During my childhood up north, in the winter, when huge mounds of snow would be piled up by snowplows, I remember playing a game called King of the Hill. For those who are not familiar with the game, the first person to reach the top of the hill earned the right to be called “King of the Hill”. The game became more interesting as other kids climbed the hill to push the king off the top and become the new King of the Hill. Sometimes, more aggressive players would also throw snowballs and chunks of ice in their “attack” to defeat the king. I must admit, as a kid, it was quite exhilarating to stand on top of that high mound of snow and look down at my opponents struggling to climb to the top. You had a sense of power as you towered over them knowing that you had conquered the hilltop and earned the exclusive right and honor of kingship.
The desire for power and control, unfortunately, isn’t just limited to kid’s games. When you examine the history of human civilization, it is largely a story of kings seeking power over other kingdoms. The Old Testament alone contains many stories of kings going to war to attack and conquer other nations. If we fast forward thousands of years to today, we still have leaders of nations aggressively fighting to conquer the hilltop.
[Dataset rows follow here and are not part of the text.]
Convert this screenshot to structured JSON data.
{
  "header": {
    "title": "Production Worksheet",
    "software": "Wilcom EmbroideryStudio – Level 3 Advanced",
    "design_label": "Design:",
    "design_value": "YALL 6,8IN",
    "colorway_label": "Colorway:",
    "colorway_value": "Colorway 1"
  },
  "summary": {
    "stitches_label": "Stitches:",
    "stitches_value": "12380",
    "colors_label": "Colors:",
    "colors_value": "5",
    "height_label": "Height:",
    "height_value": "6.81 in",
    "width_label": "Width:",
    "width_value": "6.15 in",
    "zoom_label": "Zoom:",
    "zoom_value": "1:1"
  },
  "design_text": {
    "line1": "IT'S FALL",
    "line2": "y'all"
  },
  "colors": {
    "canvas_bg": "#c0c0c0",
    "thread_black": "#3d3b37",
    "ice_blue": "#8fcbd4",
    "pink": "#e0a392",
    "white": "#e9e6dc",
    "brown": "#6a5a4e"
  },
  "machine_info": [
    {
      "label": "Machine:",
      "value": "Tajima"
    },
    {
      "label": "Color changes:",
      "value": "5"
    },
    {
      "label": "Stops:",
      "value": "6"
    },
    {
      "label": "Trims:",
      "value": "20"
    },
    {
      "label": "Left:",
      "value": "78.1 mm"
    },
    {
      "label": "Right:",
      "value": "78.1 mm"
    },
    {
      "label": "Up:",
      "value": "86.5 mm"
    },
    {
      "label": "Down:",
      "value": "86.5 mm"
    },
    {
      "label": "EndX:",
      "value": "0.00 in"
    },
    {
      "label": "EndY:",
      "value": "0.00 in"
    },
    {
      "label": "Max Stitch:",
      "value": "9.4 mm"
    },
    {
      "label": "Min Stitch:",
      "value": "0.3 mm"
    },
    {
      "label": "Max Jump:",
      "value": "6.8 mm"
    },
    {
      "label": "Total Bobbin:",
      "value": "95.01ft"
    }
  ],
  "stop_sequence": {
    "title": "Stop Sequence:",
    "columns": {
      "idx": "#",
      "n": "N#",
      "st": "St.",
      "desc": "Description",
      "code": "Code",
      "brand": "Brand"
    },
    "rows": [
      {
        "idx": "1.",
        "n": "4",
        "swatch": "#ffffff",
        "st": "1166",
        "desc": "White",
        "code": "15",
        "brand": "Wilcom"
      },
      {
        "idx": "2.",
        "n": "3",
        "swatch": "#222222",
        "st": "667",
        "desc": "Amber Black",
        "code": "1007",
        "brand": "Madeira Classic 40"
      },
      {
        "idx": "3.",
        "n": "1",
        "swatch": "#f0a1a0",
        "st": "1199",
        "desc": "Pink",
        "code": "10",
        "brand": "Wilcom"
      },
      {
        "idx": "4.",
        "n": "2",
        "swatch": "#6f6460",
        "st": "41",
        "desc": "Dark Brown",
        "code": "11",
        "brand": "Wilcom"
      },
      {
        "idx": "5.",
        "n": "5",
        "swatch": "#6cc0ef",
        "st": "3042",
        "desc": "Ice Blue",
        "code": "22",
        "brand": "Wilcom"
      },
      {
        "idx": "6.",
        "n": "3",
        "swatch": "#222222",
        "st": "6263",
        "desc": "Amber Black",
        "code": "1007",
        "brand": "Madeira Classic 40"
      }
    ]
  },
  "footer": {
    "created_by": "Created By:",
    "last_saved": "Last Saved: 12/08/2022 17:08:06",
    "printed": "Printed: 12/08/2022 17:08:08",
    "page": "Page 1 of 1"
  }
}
With this in mind, we can see in today’s Gospel reading why Pilate was concerned about Jesus’ possible claim of kingship. How could one be a king and not be expected to attack and conquer Roman territories? How could this threat be ignored? As we celebrate this last Sunday in ordinary time, we reflect on Jesus’ title as King of the Universe. We know what Jesus’ kingship meant to Pilate and to many of the Jews, but what is more important is what it means to us. How do we see Jesus in this role as king?
Any good Christian would agree that if you were to look for the kingdom of Jesus, if you were to search out the territory under his authority and command, you would find him in places where earthly kings seldom go. You would find him feeding the hungry, healing the sick, befriending the outcast, and pursuing peace with neighboring kingdoms. You would find him fighting for the cause of justice rather than for power and domination. Earthly kings win through force while Jesus conquers through love. Kings and kingdoms come and go while Jesus’ kingdom is eternal and will never be destroyed.
If Jesus is truly our king, then as his loyal subjects, we need to act and respond appropriately. If we wish for God to reign in our hearts, then we need to live blameless lives, obeying his laws while growing in charity so that the kingdom of God is expressed through our servanthood. The battle lines are drawn. Are we willing to accept Jesus as our king or are we still fighting to be King of the Hill?